Avoiding synchronization barriers#
The hip_rocprim::par_nosync execution policy provides a way to avoid synchronization barriers when running algorithms.
hip_rocprim::par_nosync and hip_rocprim::par are both parallel non-deterministic policies. hip_rocprim::par is synchronous and blocking with respect to the host. Under hip_rocprim::par, algorithms are launched in parallel on the device, but the host blocks on each algorithm. The next algorithm won’t be launched until each algorithm finishes.

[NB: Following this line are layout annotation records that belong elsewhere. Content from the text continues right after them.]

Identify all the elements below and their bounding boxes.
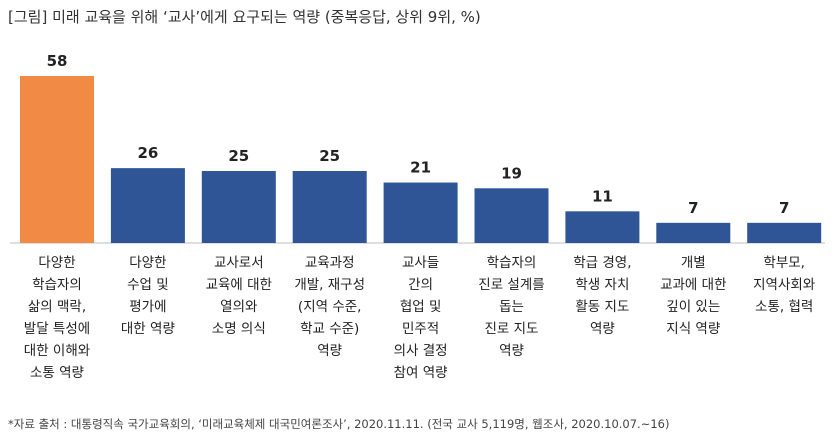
chart-title: [그림] 미래 교육을 위해 ‘교사’에게 요구되는 역량 (중복응답, 상위 … [8,8,481,26]
bar-3 [201,171,276,243]
bar-2 [110,168,185,243]
category-label-2: 다양한 수업 및 평가에 대한 역량 [120,255,175,337]
category-label-8: 개별 교과에 대한 깊이 있는 지식 역량 [660,255,727,337]
value-label-4: 25 [319,147,340,165]
category-label-4: 교육과정 개발, 재구성 (지역 수준, 학교 수준) 역량 [294,255,366,359]
value-label-3: 25 [228,147,249,165]
bar-7 [565,211,640,243]
category-label-7: 학급 경영, 학생 자치 활동 지도 역량 [573,255,632,337]
value-label-9: 7 [779,199,789,217]
bar-5 [383,182,458,243]
value-label-1: 58 [47,52,68,70]
bar-8 [656,222,731,243]
value-label-5: 21 [410,159,431,177]
category-label-5: 교사들 간의 협업 및 민주적 의사 결정 참여 역량 [393,255,448,381]
value-label-6: 19 [501,164,522,182]
bar-1 [20,76,94,243]
source-note: *자료 출처 : 대통령직속 국가교육회의, ‘미래교육체제 대국민여론조사’,… [8,417,670,431]
category-label-6: 학습자의 진로 설계를 돕는 진로 지도 역량 [478,255,545,359]
category-label-1: 다양한 학습자의 삶의 맥락, 발달 특성에 대한 이해와 소통 역량 [23,255,91,381]
value-label-8: 7 [688,199,698,217]
bar-9 [747,222,822,243]
category-label-3: 교사로서 교육에 대한 열의와 소명 의식 [205,255,272,337]
value-label-7: 11 [592,187,613,205]
value-label-2: 26 [137,144,158,162]
bar-4 [292,171,367,243]
category-label-9: 학부모, 지역사회와 소통, 협력 [753,255,816,315]
bar-6 [474,188,549,243]
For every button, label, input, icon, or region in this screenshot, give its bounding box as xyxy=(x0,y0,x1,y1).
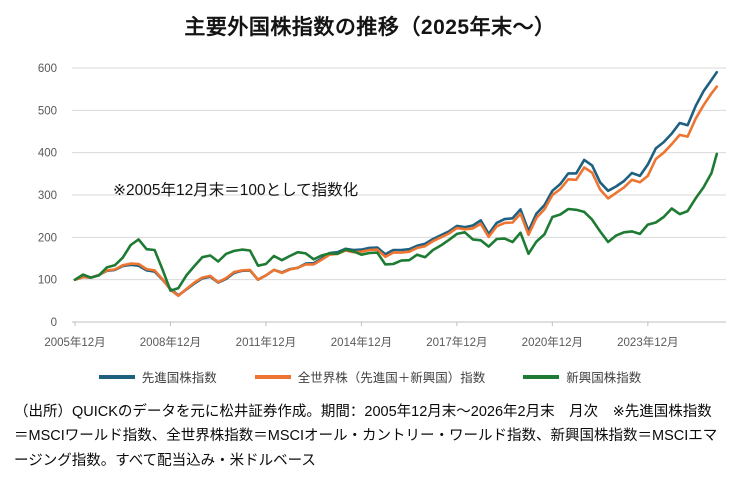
gridlines xyxy=(72,67,726,323)
y-tick-label: 0 xyxy=(51,317,57,329)
y-tick-label: 400 xyxy=(38,148,57,160)
legend-swatch xyxy=(98,374,135,379)
y-tick-label: 500 xyxy=(38,105,57,117)
legend-item: 全世界株（先進国＋新興国）指数 xyxy=(254,367,486,386)
y-tick-label: 100 xyxy=(38,275,57,287)
y-tick-label: 200 xyxy=(38,232,57,244)
chart-annotation: ※2005年12月末＝100として指数化 xyxy=(113,181,358,199)
x-tick-label: 2014年12月 xyxy=(331,335,392,349)
series-line xyxy=(73,152,719,292)
legend-item: 新興国株指数 xyxy=(523,367,641,386)
x-tick-label: 2017年12月 xyxy=(426,335,487,349)
legend-label: 全世界株（先進国＋新興国）指数 xyxy=(297,371,486,385)
legend-label: 先進国株指数 xyxy=(141,371,217,385)
series-lines xyxy=(73,70,719,298)
series-line xyxy=(73,85,719,298)
legend-swatch xyxy=(523,374,560,379)
x-tick-label: 2020年12月 xyxy=(522,335,583,349)
x-tick-label: 2008年12月 xyxy=(140,335,201,349)
y-tick-label: 600 xyxy=(38,63,57,75)
legend-swatch xyxy=(254,374,291,379)
y-tick-label: 300 xyxy=(38,190,57,202)
index-chart: 0 100 200 300 400 500 600 2005年12月 2008年12月 2011年… xyxy=(38,63,726,349)
x-tick-label: 2005年12月 xyxy=(44,335,105,349)
chart-legend: 先進国株指数 全世界株（先進国＋新興国）指数 新興国株指数 xyxy=(0,367,740,386)
axis-tick-labels: 0 100 200 300 400 500 600 2005年12月 2008年12月 2011年… xyxy=(38,63,679,349)
source-note: （出所）QUICKのデータを元に松井証券作成。期間：2005年12月末～2026… xyxy=(14,404,718,469)
legend-item: 先進国株指数 xyxy=(98,367,217,386)
x-tick-label: 2023年12月 xyxy=(617,335,678,349)
legend-label: 新興国株指数 xyxy=(566,371,642,385)
x-tick-label: 2011年12月 xyxy=(236,335,297,349)
x-axis xyxy=(72,321,726,326)
page-title: 主要外国株指数の推移（2025年末～） xyxy=(184,16,556,39)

The hip_rocprim::par_nosync policy can be used to avoid this synchronization barrier. Synchronization can be skipped when possible under the hip_rocprim::par_nosync policy. Under this policy, the host has the possibility of not blocking on the algorithms running on the GPU. The CPU can then perform other work while waiting for the GPU to finish running the algorithms. The host and device should be explicitly synchronized before accessing results.
Note
rocThrust doesn’t support hipGraphs. The operations inside a hipGraph must be asynchronous and the rocThrust API is synchronous by default. While there are asynchronous versions of the algorithms in the thrust::async namespace, these algorithms operate asynchronously by returning futures, which is different from the form of asynchronous execution required within hipGraphs. It is currently impossible to guarantee that synchronization doesn’t occur within any rocThrust algorithm.